Ok, this is ridiculous. Do home builders just not care?
I've done my share of moaning and groaning about how well (or how poorly) my house was built. Errant pipes here, wires run underneath ceiling joists in the basement, massive pipes protruding from various walls and supports, the non-squareness of the walls, etc. I know that the builders are working with imperfect supplies and wood bends. Sometimes the easiest approach looks like the best one. Sometimes it is. I don't think that's always the case.
I try to cut them some slack. Coming in and doing work after someone was already there can be tricky and daunting. It's a lot like software. It's in pretty much every industry.
But today I found something in my house that is making me livid (and I don't usually get mad; frustrated, yes, annoyed, sure, but mad, rarely). We've had issues with our air conditioning ever since we moved into this house. The house gets pretty hot in the summer time. For a long time we've attributed the problem to the air conditioner not working or needing more coolant, or whatever. We've paid for people to come out every year (yes EVERY YEAR) and fix it. The fix has been temporary at best. There has always been one vent (in the small bathroom) that hasn't ever really worked. I always assumed that there was blockage.
Well, to help mitigate the problems we've been having we hired a duct cleaner to come out today and do his magic (it's been long overdue anyway). In attempting to clean out the bathroom duct he noticed that he wasn't getting any suction. He reached his hand in and felt insulation. No, it wasn't insulation that was in the pipe, it was insulation because the pipe wasn't connected to the boot. He could see light through the vent. Grrr.
Now it just happens that we just finished (and by just I mean yesterday) drywalling, taping, mudding, and texturing the walls in the basement. This wasn't looking good. The only bright point to this whole rant is that there is just one place in the whole basement that isn't finished: the utility room. The bathroom happens to sit right above the utility room. Thank heavens!
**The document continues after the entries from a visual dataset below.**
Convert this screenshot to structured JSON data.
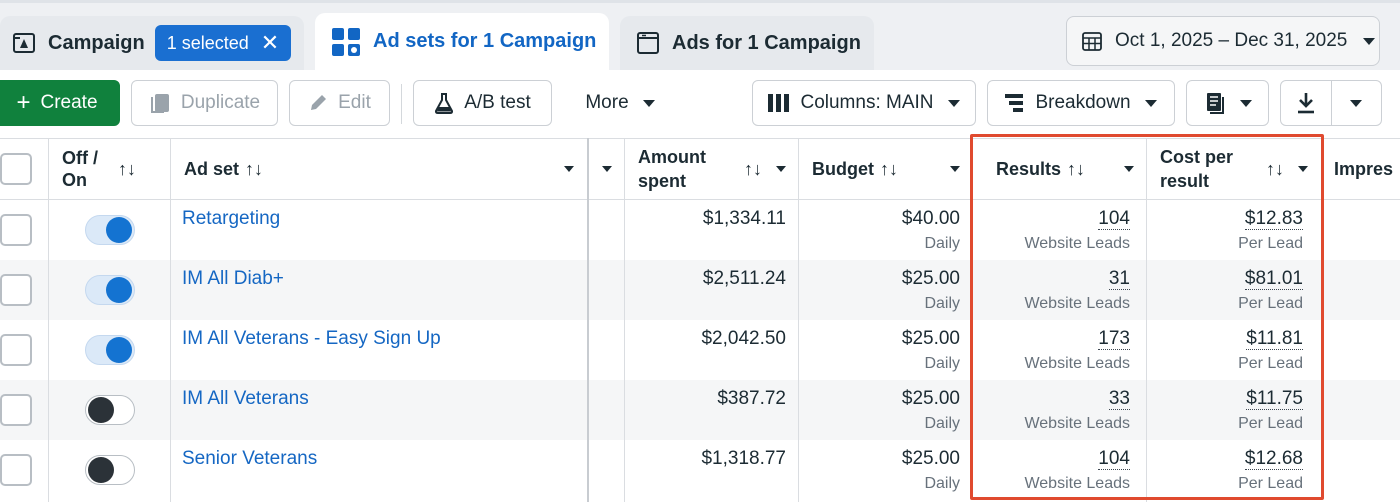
{
  "tabs": {
    "campaign_label": "Campaign",
    "selected_badge": "1 selected",
    "close_glyph": "✕",
    "adsets_label": "Ad sets for 1 Campaign",
    "ads_label": "Ads for 1 Campaign"
  },
  "date_range": "Oct 1, 2025 – Dec 31, 2025",
  "toolbar": {
    "create": "Create",
    "duplicate": "Duplicate",
    "edit": "Edit",
    "ab_test": "A/B test",
    "more": "More",
    "columns": "Columns: MAIN",
    "breakdown": "Breakdown"
  },
  "columns": {
    "off_on": "Off / On",
    "ad_set": "Ad set",
    "amount_spent": "Amount spent",
    "budget": "Budget",
    "results": "Results",
    "cost_per_result": "Cost per result",
    "impressions_partial": "Impres",
    "sort_glyph": "↑↓"
  },
  "rows": [
    {
      "on": true,
      "name": "Retargeting",
      "amount": "$1,334.11",
      "budget": "$40.00",
      "budget_period": "Daily",
      "results": "104",
      "results_type": "Website Leads",
      "cost": "$12.83",
      "cost_unit": "Per Lead"
    },
    {
      "on": true,
      "name": "IM All Diab+",
      "amount": "$2,511.24",
      "budget": "$25.00",
      "budget_period": "Daily",
      "results": "31",
      "results_type": "Website Leads",
      "cost": "$81.01",
      "cost_unit": "Per Lead"
    },
    {
      "on": true,
      "name": "IM All Veterans - Easy Sign Up",
      "amount": "$2,042.50",
      "budget": "$25.00",
      "budget_period": "Daily",
      "results": "173",
      "results_type": "Website Leads",
      "cost": "$11.81",
      "cost_unit": "Per Lead"
    },
    {
      "on": false,
      "name": "IM All Veterans",
      "amount": "$387.72",
      "budget": "$25.00",
      "budget_period": "Daily",
      "results": "33",
      "results_type": "Website Leads",
      "cost": "$11.75",
      "cost_unit": "Per Lead"
    },
    {
      "on": false,
      "name": "Senior Veterans",
      "amount": "$1,318.77",
      "budget": "$25.00",
      "budget_period": "Daily",
      "results": "104",
      "results_type": "Website Leads",
      "cost": "$12.68",
      "cost_unit": "Per Lead"
    }
  ],
  "colors": {
    "accent_blue": "#1a6fd1",
    "create_green": "#10813d",
    "highlight_red": "#e04a2f",
    "link_blue": "#1567c3"
  },
  "icons": [
    "campaign-icon",
    "adsets-grid-icon",
    "ads-icon",
    "calendar-icon",
    "duplicate-icon",
    "pencil-icon",
    "flask-icon",
    "columns-icon",
    "breakdown-icon",
    "reports-icon",
    "download-icon"
  ]
}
So we went down to have a look. Sure enough, the boot is sitting there attached to the bathroom floor in the ceiling. There's also a pipe that should be attached. It's just sitting there. The end closest to the boot had duct tape on it. At the other end of the pipe was an elbow. The elbow should be attached to the main air conditioning shaft. Upon inspecting the elbow, however, it was never dove-tailed, cut, taped, screwed anything - it looked as pristine as it would be in the store. Frustrated, I then felt around for a hole. Sure enough, there it was.
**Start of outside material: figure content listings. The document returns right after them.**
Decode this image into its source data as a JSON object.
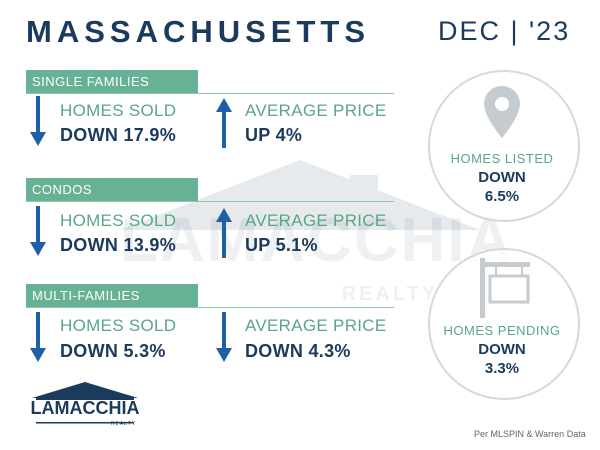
{
  "header": {
    "title": "MASSACHUSETTS",
    "date": "DEC | '23"
  },
  "watermark": {
    "text": "LAMACCHIA",
    "sub": "REALTY"
  },
  "sections": [
    {
      "band": "SINGLE FAMILIES",
      "homes_sold": {
        "label": "HOMES SOLD",
        "value": "DOWN 17.9%",
        "direction": "down"
      },
      "avg_price": {
        "label": "AVERAGE PRICE",
        "value": "UP 4%",
        "direction": "up"
      }
    },
    {
      "band": "CONDOS",
      "homes_sold": {
        "label": "HOMES SOLD",
        "value": "DOWN 13.9%",
        "direction": "down"
      },
      "avg_price": {
        "label": "AVERAGE PRICE",
        "value": "UP 5.1%",
        "direction": "up"
      }
    },
    {
      "band": "MULTI-FAMILIES",
      "homes_sold": {
        "label": "HOMES SOLD",
        "value": "DOWN 5.3%",
        "direction": "down"
      },
      "avg_price": {
        "label": "AVERAGE PRICE",
        "value": "DOWN 4.3%",
        "direction": "down"
      }
    }
  ],
  "circles": {
    "listed": {
      "label": "HOMES LISTED",
      "line1": "DOWN",
      "line2": "6.5%",
      "icon": "map-pin-icon"
    },
    "pending": {
      "label": "HOMES PENDING",
      "line1": "DOWN",
      "line2": "3.3%",
      "icon": "sign-post-icon"
    }
  },
  "logo": {
    "text": "LAMACCHIA",
    "sub": "REALTY"
  },
  "footer": {
    "credit": "Per MLSPIN & Warren Data"
  },
  "colors": {
    "navy": "#1b3a5c",
    "green": "#67b295",
    "arrow_blue": "#1f5fa8",
    "circle_border": "#d5d9dd"
  }
}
But it gets better. It wasn't that it wasn't connected - that would be an easy fix. The builders, in their great wisdom, saw fit to run a floor joist smack over the middle of the hole - right in line with the boot to the vent in the bathroom. There is no way it was ever connected, nor could it be.
Now it turns out that this hole is the hole nearest to the air conditioning unit. Naturally it would receive the greatest amount of air pressure. For seven years we've been venting the majority of our air into the insulation below our bathroom, robbing the rest of the house of much needed cooled air. No wonder it's never really cooled off the house and our electrical bills have been astronomical.
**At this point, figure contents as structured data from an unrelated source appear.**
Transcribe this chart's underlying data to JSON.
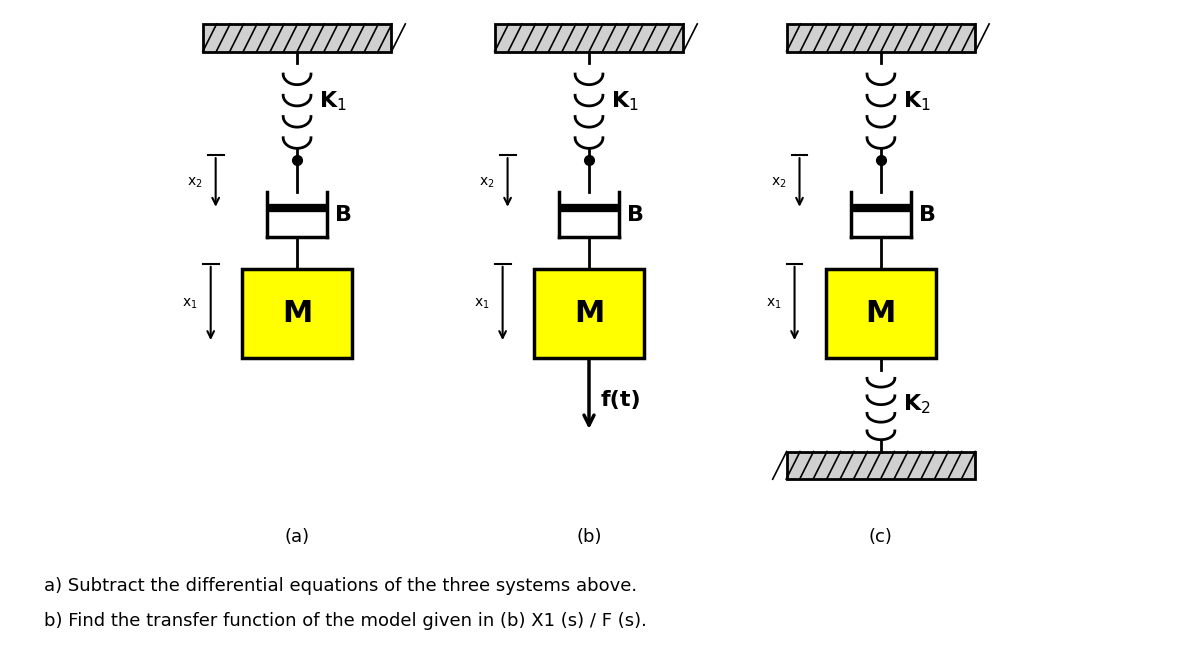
{
  "bg_color": "#ffffff",
  "mass_color": "#ffff00",
  "text_color": "#000000",
  "label_K1": "K$_1$",
  "label_K2": "K$_2$",
  "label_B": "B",
  "label_M": "M",
  "label_x1": "x$_1$",
  "label_x2": "x$_2$",
  "label_ft": "f(t)",
  "title_a": "(a)",
  "title_b": "(b)",
  "title_c": "(c)",
  "caption_a": "a) Subtract the differential equations of the three systems above.",
  "caption_b": "b) Find the transfer function of the model given in (b) X1 (s) / F (s).",
  "figsize": [
    11.79,
    6.7
  ],
  "dpi": 100
}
I don't know how this ever passed inspection. I wonder if it was even inspected. I wonder how someone could just not care enough to finish the job. I guarantee that had it been the builder's house things would have been different.
Chalk that up for yet another problem :-(
- The entire circuit breaker was wired backwards (we had incessant breaker tripping for years just running the microwave and a blender at the same time) which had led to countless computer hardware issues and crashed drives because of surges.
- I had to furr down almost the entire basement because of pipes and wires running beneath all of the joists.
- Air conditioning ducts never even connected. The pipe was just laying there, never even connected - venting the majority of air into the insulation beneath the bathroom.
I know that there's pressure to get stuff built. There are time constraints, but do we just not care about the quality of anything anymore? Everything is disposable, nothing is made to last. This is ridiculous to saddle someone with a half-baked, not even working product and call it good with a clean conscience. Had I not been doing this inspection I never would have known the problem and would have lived on, ignorant of the problems within the system, tolerating the output.
It's a lot like crappy software. I'm sick of a lack of quality. Where's the pride in what we do?